Пабло что-то сказал в ответ, но я опять не слушал его. Мне вдруг представилось, что я куда-то убегаю, мчусь по какой-то улочке, а затем ныряю в дверь, ведущую к свободе.
— О чем вы думаете? — спросил Пабло.
— Мне почудилось, что я вырвался на свободу, — ответил я. — А о чем вы говорили?
— Постойте, — сказал Пабло. — Не упустите свою мысль. Может быть, это важно. Каким образом вы вырвались на свободу?
— Я бежал по какому-то переулку или улочке, а потом шмыгнул в какую-то дверь. Было такое впечатление, что побег удался.
— И что вы думаете об этом видении?
— Не знаю, — признался я. — Похоже, здесь нет логической связи с тем, что мы обсуждали.
— А вы помните, о чем мы говорили?
— Да. Я спрашивал о Марджори.
— А вам не кажется, что Марджори и ваше освобождение как-то связаны между собой?
— Никакой явной связи я не усматриваю.
— А как насчет неявной?
— Не вижу, какая здесь может быть связь. Какое отношение к Марджори могут иметь мои фантазии об освобождении? Вы считаете, она уже на свободе?
Вид у него был задумчивый:
— Вам подумалось, что на свободе оказались вы.

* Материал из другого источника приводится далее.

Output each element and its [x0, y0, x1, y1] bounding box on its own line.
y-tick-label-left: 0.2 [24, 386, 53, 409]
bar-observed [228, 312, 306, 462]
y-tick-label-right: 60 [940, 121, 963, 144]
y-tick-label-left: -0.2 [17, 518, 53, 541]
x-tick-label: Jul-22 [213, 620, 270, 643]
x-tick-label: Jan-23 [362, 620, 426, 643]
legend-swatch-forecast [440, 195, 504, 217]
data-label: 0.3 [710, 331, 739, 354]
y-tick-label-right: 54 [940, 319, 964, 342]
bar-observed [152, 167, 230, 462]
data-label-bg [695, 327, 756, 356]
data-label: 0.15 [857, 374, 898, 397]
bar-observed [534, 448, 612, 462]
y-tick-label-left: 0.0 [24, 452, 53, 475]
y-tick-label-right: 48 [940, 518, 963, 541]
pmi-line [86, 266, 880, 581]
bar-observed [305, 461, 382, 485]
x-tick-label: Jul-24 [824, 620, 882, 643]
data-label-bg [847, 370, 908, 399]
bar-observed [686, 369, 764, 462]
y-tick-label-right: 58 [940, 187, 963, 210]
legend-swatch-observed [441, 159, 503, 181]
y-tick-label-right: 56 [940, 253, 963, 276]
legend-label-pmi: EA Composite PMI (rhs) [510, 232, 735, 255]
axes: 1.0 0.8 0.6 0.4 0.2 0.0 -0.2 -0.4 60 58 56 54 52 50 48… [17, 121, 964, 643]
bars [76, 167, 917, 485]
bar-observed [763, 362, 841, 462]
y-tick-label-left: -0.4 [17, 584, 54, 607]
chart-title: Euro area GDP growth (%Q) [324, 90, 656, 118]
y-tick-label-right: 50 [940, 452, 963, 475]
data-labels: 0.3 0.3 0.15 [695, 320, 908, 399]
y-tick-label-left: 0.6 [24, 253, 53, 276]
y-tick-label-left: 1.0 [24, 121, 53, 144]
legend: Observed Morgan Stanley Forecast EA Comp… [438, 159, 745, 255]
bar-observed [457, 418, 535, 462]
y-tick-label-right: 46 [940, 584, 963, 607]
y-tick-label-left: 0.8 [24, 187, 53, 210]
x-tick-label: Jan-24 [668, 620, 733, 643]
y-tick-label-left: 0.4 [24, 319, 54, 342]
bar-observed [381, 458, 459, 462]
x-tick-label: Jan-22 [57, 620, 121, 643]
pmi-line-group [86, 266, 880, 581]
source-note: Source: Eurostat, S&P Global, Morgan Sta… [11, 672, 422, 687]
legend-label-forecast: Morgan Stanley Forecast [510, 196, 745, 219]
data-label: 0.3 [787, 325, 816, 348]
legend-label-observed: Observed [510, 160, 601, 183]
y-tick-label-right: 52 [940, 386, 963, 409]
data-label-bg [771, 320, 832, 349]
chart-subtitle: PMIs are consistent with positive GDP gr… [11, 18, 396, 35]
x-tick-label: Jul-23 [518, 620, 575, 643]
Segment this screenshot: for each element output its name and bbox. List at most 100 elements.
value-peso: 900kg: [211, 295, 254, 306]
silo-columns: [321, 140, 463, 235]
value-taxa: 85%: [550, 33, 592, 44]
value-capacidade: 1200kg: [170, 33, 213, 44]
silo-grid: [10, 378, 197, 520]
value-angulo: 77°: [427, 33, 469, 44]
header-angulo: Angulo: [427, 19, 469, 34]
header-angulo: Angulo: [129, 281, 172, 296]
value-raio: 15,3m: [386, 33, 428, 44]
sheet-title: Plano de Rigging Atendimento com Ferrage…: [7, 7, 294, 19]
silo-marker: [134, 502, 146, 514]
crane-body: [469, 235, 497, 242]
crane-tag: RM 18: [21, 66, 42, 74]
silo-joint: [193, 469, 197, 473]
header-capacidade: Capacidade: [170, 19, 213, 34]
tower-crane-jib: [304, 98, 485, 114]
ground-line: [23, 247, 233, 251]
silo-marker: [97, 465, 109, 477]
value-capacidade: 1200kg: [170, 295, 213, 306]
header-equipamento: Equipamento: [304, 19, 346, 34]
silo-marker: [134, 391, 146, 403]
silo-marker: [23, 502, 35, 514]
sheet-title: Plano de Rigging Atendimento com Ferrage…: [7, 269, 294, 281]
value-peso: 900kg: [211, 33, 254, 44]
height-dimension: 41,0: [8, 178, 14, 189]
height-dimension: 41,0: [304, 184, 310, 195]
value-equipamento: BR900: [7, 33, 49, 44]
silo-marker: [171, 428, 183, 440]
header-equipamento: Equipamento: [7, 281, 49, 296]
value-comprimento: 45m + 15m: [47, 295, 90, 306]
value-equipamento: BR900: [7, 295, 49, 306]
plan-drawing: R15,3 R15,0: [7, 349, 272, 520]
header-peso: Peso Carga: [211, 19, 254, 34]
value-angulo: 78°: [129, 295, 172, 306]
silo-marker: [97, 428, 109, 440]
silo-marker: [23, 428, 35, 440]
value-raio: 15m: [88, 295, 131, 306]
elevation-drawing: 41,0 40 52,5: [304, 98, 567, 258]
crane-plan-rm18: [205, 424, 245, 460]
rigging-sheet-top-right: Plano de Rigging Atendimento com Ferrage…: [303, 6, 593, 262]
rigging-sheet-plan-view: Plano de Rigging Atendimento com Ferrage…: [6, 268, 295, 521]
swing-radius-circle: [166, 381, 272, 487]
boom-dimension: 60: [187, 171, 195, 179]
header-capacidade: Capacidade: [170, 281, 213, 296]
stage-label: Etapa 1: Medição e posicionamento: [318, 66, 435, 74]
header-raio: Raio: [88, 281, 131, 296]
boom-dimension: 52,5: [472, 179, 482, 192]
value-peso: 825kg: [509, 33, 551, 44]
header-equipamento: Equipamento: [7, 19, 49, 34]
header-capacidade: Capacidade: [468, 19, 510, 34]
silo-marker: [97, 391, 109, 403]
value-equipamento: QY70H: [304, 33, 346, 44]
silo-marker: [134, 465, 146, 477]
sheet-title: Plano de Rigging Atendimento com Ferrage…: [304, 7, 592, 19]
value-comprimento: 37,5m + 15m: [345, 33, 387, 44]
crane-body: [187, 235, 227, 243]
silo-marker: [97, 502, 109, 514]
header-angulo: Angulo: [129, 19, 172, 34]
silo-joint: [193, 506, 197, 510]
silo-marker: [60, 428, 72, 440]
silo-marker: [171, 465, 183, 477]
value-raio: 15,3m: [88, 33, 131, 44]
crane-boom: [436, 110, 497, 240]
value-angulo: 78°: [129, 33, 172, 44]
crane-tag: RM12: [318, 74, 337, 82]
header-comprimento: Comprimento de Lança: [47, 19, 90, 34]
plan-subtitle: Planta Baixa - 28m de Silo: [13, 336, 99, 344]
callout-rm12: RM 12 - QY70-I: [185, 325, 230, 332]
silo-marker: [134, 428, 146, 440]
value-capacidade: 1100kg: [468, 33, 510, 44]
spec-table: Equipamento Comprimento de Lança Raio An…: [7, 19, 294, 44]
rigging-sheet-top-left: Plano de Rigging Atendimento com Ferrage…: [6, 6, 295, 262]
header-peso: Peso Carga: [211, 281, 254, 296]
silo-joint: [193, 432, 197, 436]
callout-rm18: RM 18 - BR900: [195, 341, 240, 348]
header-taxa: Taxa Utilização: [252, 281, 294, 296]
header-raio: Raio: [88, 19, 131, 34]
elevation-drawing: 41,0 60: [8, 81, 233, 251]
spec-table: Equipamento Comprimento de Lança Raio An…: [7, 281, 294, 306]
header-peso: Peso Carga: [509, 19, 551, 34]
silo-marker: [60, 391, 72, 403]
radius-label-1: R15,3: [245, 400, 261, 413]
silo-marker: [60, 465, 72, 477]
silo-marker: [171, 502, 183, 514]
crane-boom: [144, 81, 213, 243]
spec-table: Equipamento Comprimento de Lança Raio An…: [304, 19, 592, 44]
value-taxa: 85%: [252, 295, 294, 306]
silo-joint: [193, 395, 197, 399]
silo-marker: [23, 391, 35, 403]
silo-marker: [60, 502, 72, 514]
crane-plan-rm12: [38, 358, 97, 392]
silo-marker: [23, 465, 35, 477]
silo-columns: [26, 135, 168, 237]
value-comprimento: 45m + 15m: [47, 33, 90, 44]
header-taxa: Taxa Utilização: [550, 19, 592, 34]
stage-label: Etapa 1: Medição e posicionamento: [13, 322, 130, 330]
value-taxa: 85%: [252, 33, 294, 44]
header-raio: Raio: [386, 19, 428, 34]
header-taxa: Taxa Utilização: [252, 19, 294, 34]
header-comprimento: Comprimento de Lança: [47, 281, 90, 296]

— Ну да, верно. Может быть, я вырвусь на свободу без нее. — Тут я взглянул на Пабло. — А может, вырвусь на свободу с ней.
— Я остановился бы именно на таком предположении, — сказал он.
— Но где же она тогда?
— Не знаю.
Обед мы заканчивали молча. Я был голоден, но пища казалась слишком тяжелой. Почему- то я чувствовал себя усталым и вялым. Чувство голода быстро прошло.
Я обратил внимание, что Пабло тоже не ест.
— Думаю, нам нужно вернуться в камеру, — сказал он.
Я кивнул, и он жестом попросил охранника отвести нас обратно. Придя в камеру, я растянулся на койке, а Пабло сел и стал смотреть на меня.
— У вас, похоже, снизился уровень энергии, — проговорил он.
— Да, — подтвердил я. — Не могу понять, что случилось.
— Вы не пробовали вбирать в себя энергию? — спросил юноша.
— Думаю, что нет. А от этой пищи никакого толку.
— Но если вбирать в себя все, не нужно много пищи. — И Пабло обвел рукой перед собой, чтобы подчеркнуть это «все».
— Это я знаю. Однако в подобном положении для меня непросто изливать потоком любовь.
Мой собеседник в недоумении посмотрел на меня:
— Но если так не делать, вы причините себе вред.
— Что значит — причиню себе вред?
— Ваше тело колеблется на определенном уровне. И если вы допускаете значительное снижение своей энергии, то от этого страдает и тело. В этом и заключается связь между подавленным состоянием и болезнью. Любовь — способ поддержания энергии. Благодаря ей мы сохраняем здоровье. Вот насколько это важно.